In the 80s and early 90s London was a very Conservative city. Whereas cities like Manchester, Newcastle and Liverpool were becoming devoid of Conservative MPs, the Tory power base in Greater London and especially in the suburbs remained secure. Indeed, I would argue the 1992 Conservative election victory was built on the strong performance in London.
In 1997, of course, all that changed. In common with the rest of Britain, the Tories suffered major losses in London. Labour advanced in the northern, eastern and western suburbs, winning seats in Boroughs such as Brent, Harrow, Ealing, Havering and Croydon and picking up such suburban bastions as Wimbledon, Romford and Mitcham & Morden. The Liberal Democrats cut into south-west London winning Kingston & Surbiton, Carshalton & Wallington and Sutton & Cheam. Only in boroughs like Hillingdon, Bexley and Bromley did the Conservatives survive.
In 2001, a small fightback began to the east of London with Romford and Upminster being regained but elsewhere little changed.
In 2005, Labour was undermined by the IraqWar and the rise of Respect. George Galloway won in Bethnal Green & Bow while the Liberal Democrats took Brent East and Hornsey & Wood Green. The Conservatives made some modest advances, regaining Croydon Central for example.
The vote shares in 2005 were Labour 39%, Conservatives 32%, Liberal Democrats 22%.
A YouGov poll in today's Evening Standard suggests another electoral upheaval is underway as the Conservatives regain their former dominance.
Today's figures are:
Labour 32% (-7 on 2005)
Conservatives 45% (+13 on 2005)
Liberal Democrats 16% (-6 on 2005)
Damning figures indeed - a straightline projection suggests the Tories will win 41 of the 73 seats in London which will go a long way to securing an overall majority.
But is it that simple ?
London politically is far more diverse than it was.

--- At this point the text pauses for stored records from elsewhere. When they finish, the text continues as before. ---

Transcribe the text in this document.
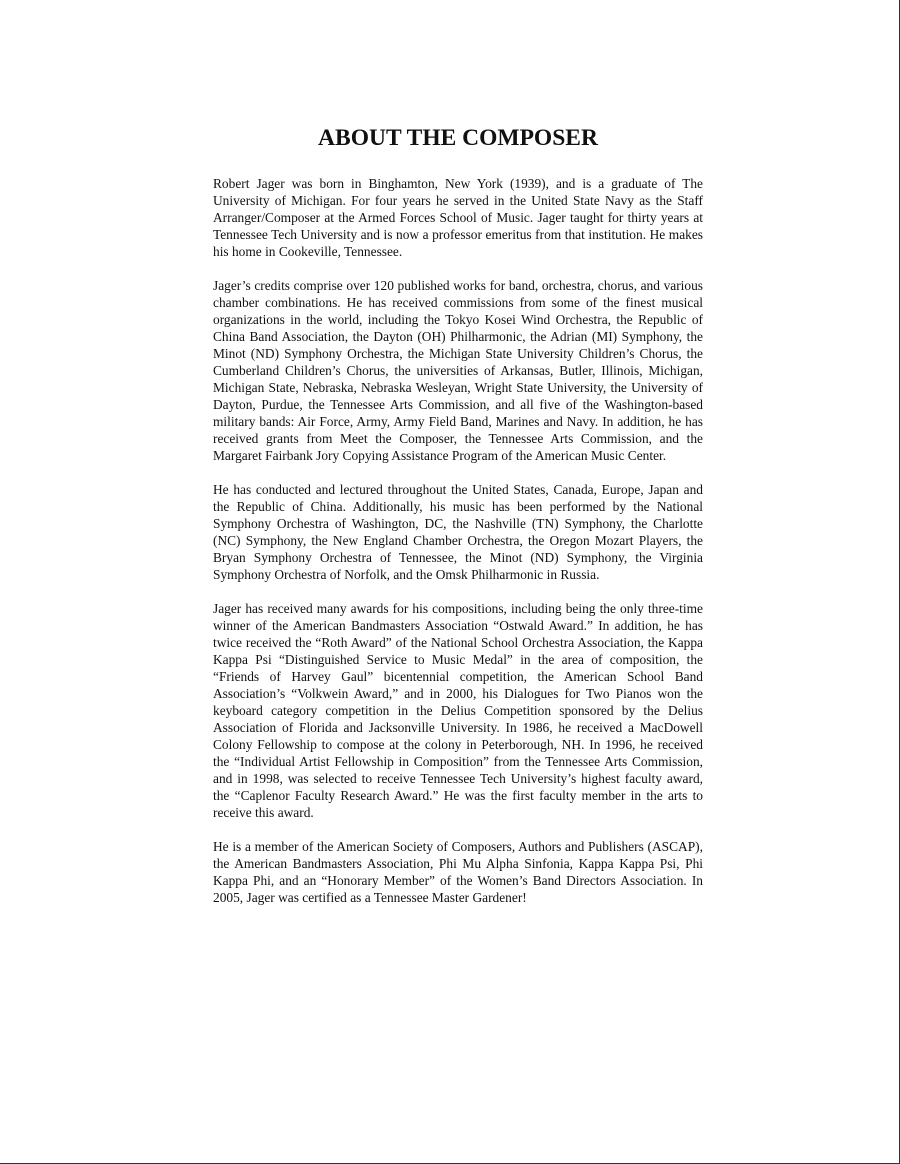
ABOUT THE COMPOSER

Robert Jager was born in Binghamton, New York (1939), and is a graduate of The University of Michigan. For four years he served in the United State Navy as the Staff Arranger/Composer at the Armed Forces School of Music. Jager taught for thirty years at Tennessee Tech University and is now a professor emeritus from that institution. He makes his home in Cookeville, Tennessee.

Jager’s credits comprise over 120 published works for band, orchestra, chorus, and various chamber combinations. He has received commissions from some of the finest musical organizations in the world, including the Tokyo Kosei Wind Orchestra, the Republic of China Band Association, the Dayton (OH) Philharmonic, the Adrian (MI) Symphony, the Minot (ND) Symphony Orchestra, the Michigan State University Children’s Chorus, the Cumberland Children’s Chorus, the universities of Arkansas, Butler, Illinois, Michigan, Michigan State, Nebraska, Nebraska Wesleyan, Wright State University, the University of Dayton, Purdue, the Tennessee Arts Commission, and all five of the Washington-based military bands: Air Force, Army, Army Field Band, Marines and Navy. In addition, he has received grants from Meet the Composer, the Tennessee Arts Commission, and the Margaret Fairbank Jory Copying Assistance Program of the American Music Center.

He has conducted and lectured throughout the United States, Canada, Europe, Japan and the Republic of China. Additionally, his music has been performed by the National Symphony Orchestra of Washington, DC, the Nashville (TN) Symphony, the Charlotte (NC) Symphony, the New England Chamber Orchestra, the Oregon Mozart Players, the Bryan Symphony Orchestra of Tennessee, the Minot (ND) Symphony, the Virginia Symphony Orchestra of Norfolk, and the Omsk Philharmonic in Russia.

Jager has received many awards for his compositions, including being the only three-time winner of the American Bandmasters Association “Ostwald Award.” In addition, he has twice received the “Roth Award” of the National School Orchestra Association, the Kappa Kappa Psi “Distinguished Service to Music Medal” in the area of composition, the “Friends of Harvey Gaul” bicentennial competition, the American School Band Association’s “Volkwein Award,” and in 2000, his Dialogues for Two Pianos won the keyboard category competition in the Delius Competition sponsored by the Delius Association of Florida and Jacksonville University. In 1986, he received a MacDowell Colony Fellowship to compose at the colony in Peterborough, NH. In 1996, he received the “Individual Artist Fellowship in Composition” from the Tennessee Arts Commission, and in 1998, was selected to receive Tennessee Tech University’s highest faculty award, the “Caplenor Faculty Research Award.” He was the first faculty member in the arts to receive this award.

He is a member of the American Society of Composers, Authors and Publishers (ASCAP), the American Bandmasters Association, Phi Mu Alpha Sinfonia, Kappa Kappa Psi, Phi Kappa Phi, and an “Honorary Member” of the Women’s Band Directors Association. In 2005, Jager was certified as a Tennessee Master Gardener!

In Barking & Dagenham, we have the challenge of the BNP while no one seems quite sure what will happen to the Respect vote. The Liberal Democrats have chances in one or two Labour seats while the Conservative-Liberal Democrat battles will be ferocious in south-west London.
East London will be interesting too with a strong Conservative challenge in Poplar & Limehouse as well as the Heathrow third runway issue causing complications for the Conservatives in the west.
All in all, it promises to be a fascinating campaign. I'll make one prediction for now - my seat, East Ham, will remain Labour.